Quand le langage est déserté par le dieu, nous sommes la proie de la morsure forcenée du non-mot, un insensé qui nous dévore le corps depuis l’intérieur de la voix. Il n’existe pas de pire inégalité que celle des êtres devant cette souffrance. Patrick Laupin explore cette présence du non-mot, dans ces Ravins, qui sont ceux de l’expérience de son langage, abîmes où il nous retient, au fond desquels toute la poésie est là, non écrite. L’effroi qui repousse le langage dévale par tous les pores du paysage où l’enfant n’a de refuge que dans l’épicentre clair et apaisant de l’oeil du cyclone, pendant qu’il répand l’intonation de la mort dans le plus infime soupçon d’inspiration. Comment être capable de rester seul avec cette chose et avoir le courage de l’écrire ?

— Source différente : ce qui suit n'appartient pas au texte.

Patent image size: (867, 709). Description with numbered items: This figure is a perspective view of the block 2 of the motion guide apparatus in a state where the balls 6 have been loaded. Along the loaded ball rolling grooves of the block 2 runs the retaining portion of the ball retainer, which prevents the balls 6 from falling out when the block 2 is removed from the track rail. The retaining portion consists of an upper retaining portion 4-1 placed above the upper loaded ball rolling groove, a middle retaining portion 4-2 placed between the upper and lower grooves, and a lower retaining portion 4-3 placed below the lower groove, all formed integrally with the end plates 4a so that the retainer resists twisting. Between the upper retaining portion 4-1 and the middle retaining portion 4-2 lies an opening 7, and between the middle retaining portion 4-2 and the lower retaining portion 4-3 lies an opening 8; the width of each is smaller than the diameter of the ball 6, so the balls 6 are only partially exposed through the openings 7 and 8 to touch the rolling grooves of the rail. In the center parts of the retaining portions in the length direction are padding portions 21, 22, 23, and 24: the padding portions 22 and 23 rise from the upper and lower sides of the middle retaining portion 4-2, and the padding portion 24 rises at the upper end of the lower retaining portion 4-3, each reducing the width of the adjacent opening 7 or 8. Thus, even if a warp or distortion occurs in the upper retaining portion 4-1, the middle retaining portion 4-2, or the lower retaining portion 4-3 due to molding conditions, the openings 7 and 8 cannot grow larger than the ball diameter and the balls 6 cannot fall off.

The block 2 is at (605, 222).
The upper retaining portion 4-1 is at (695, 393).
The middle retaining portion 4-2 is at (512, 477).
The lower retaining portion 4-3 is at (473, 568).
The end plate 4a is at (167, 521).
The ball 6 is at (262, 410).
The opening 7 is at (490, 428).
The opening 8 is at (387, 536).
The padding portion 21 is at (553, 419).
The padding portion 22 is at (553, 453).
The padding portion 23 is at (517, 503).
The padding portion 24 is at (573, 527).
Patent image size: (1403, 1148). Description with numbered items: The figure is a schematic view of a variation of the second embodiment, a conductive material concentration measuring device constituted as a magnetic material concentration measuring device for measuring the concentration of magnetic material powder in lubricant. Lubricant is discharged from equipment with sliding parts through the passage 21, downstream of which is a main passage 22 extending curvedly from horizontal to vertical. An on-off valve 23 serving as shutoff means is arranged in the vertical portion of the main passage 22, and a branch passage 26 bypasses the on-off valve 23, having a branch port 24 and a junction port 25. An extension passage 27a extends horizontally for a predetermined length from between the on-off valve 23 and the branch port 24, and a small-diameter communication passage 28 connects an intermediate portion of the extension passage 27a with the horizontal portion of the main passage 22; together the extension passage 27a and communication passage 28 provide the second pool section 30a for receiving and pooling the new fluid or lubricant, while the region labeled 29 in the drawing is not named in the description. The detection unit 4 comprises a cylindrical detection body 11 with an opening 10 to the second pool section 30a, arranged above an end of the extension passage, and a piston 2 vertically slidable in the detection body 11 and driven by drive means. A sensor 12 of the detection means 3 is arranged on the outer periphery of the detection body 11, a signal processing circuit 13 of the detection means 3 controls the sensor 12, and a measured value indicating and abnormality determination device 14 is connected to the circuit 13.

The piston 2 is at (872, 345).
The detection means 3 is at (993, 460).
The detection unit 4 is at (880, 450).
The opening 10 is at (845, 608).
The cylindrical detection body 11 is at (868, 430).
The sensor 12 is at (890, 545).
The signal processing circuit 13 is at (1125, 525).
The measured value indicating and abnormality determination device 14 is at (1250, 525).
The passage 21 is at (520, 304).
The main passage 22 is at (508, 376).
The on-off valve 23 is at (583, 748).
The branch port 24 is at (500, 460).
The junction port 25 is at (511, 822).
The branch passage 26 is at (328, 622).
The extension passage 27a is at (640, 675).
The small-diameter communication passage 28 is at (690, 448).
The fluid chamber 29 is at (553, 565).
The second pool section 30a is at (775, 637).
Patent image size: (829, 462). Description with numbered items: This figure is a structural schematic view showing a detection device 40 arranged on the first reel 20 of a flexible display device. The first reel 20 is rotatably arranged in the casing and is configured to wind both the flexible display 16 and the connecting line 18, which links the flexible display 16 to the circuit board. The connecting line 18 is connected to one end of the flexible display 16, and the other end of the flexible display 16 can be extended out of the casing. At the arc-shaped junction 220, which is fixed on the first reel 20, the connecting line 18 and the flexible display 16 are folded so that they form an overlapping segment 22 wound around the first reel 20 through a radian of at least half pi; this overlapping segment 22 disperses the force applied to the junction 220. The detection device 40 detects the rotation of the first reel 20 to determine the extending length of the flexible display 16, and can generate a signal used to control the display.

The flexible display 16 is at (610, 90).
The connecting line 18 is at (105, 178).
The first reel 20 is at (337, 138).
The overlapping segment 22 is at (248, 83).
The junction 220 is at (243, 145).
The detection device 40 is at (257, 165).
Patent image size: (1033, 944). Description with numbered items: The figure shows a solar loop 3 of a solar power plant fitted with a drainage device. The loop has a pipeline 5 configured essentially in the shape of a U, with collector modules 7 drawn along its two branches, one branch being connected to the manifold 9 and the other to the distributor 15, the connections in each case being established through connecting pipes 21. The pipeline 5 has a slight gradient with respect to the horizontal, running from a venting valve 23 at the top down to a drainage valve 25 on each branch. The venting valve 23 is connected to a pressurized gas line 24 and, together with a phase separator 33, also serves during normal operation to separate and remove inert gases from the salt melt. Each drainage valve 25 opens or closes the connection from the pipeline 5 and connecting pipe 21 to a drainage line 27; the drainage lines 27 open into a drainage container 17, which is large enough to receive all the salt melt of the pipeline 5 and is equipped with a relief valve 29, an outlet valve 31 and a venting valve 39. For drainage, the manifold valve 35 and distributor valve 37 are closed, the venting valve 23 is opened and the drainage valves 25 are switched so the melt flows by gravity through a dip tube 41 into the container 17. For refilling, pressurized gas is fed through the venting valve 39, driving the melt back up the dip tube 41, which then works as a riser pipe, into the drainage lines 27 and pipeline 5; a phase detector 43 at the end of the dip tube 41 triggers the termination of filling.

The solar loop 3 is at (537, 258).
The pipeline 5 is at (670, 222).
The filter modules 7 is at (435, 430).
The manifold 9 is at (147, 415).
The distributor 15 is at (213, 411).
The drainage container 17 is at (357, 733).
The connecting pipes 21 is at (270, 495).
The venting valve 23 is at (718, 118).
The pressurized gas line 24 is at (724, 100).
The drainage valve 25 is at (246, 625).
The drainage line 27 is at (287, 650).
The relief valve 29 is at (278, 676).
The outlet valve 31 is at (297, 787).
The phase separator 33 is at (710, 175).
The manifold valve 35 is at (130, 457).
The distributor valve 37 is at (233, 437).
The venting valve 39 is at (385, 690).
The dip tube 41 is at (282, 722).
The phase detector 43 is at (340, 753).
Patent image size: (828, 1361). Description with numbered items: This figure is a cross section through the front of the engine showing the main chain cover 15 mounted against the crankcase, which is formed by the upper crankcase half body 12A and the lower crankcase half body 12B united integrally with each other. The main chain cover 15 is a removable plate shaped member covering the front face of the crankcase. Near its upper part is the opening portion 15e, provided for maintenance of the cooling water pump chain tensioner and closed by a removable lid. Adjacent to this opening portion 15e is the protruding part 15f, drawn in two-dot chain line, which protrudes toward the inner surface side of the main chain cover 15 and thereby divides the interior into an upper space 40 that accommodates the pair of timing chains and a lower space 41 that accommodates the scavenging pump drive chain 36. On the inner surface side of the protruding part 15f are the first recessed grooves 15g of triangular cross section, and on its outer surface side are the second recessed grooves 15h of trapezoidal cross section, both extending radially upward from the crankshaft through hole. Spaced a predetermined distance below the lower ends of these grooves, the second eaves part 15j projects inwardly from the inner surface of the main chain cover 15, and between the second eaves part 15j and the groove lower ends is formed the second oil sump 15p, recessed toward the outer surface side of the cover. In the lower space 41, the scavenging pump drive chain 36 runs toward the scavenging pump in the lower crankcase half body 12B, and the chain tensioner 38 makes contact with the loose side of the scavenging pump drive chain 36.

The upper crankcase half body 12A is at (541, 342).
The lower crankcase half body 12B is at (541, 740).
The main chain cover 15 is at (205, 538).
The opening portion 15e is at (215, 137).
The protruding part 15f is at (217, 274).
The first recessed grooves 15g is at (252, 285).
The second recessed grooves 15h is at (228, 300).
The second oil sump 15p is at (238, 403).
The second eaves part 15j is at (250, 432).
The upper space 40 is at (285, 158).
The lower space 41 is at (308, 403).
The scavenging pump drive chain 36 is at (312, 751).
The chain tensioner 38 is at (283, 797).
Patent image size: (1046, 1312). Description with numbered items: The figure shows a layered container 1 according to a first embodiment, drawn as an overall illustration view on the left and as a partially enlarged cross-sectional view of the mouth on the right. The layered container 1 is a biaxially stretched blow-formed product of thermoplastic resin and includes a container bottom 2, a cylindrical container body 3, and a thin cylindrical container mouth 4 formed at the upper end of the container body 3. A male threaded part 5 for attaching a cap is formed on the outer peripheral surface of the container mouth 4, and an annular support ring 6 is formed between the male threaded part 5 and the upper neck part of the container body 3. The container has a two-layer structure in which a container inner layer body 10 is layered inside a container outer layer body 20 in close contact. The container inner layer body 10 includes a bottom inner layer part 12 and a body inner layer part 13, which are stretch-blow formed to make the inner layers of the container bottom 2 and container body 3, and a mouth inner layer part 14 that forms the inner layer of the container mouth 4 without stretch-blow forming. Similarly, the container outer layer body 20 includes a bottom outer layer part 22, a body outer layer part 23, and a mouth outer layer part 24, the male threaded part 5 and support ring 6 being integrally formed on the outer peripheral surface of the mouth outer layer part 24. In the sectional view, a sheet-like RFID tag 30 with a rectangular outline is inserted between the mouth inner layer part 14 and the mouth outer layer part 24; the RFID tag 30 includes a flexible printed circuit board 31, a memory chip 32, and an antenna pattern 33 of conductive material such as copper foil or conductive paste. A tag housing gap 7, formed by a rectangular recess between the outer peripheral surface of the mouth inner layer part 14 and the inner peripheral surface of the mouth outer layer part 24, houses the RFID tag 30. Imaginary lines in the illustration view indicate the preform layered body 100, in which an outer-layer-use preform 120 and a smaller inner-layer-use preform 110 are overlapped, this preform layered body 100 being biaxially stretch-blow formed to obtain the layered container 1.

L’enfant débarque dans ce continent immergé du non-mot, où tous les chemins conduisent à l’égarement et où il apprend à lire dans la vaste existence du mot maman. Mais les mots veulent qu’on ne renie pas leur vie secrète, qu’on recrée du rythme. Un mur invisible sépare ce que l’on sent de ce que l’on rêve, l’écriture est la folle espérance de retrouvailles, une personne dans le corps invisible des émotions. De l’amour fou de maman qui constitue l’ombilic du livre, il ne sortira que par un désir insensé de retour et par une ultime rencontre privée d’étreinte qui fait du rêve une réalité, où l’émotion se transmet sans obstacle. Il faut alors le pacte de l’expérience poétique entre la voix de l’enfant et l’écriture pour concilier le rêve et la réalité en vue de l’élan nécessaire, en ignorant à jamais s’il faut devenir le ravin du monde ou descendre accompagné de quelqu’un.

Quiconque écoute tient en vie son prochain. Mais ce gravir est comme précédé d’un ciel de toutes les douleurs à l’envers.

Un Livre a nom sans bruit, il a pitié du très seul, il se tient dans la droiture de son événement, son silence contient autant de vertige qu’un brin d’herbe au matin.

Ravins est à Patrick Laupin ce que les Visages et les Voix (première édition 1991) est aux mineurs des Cévennes, le Courage des oiseaux (première édition 1998) aux enfants en échec scolaire, l’Homme Imprononçable (2007) à ceux-là rencontrés «pourvoyeurs d’abîme» et autres compagnons du silence.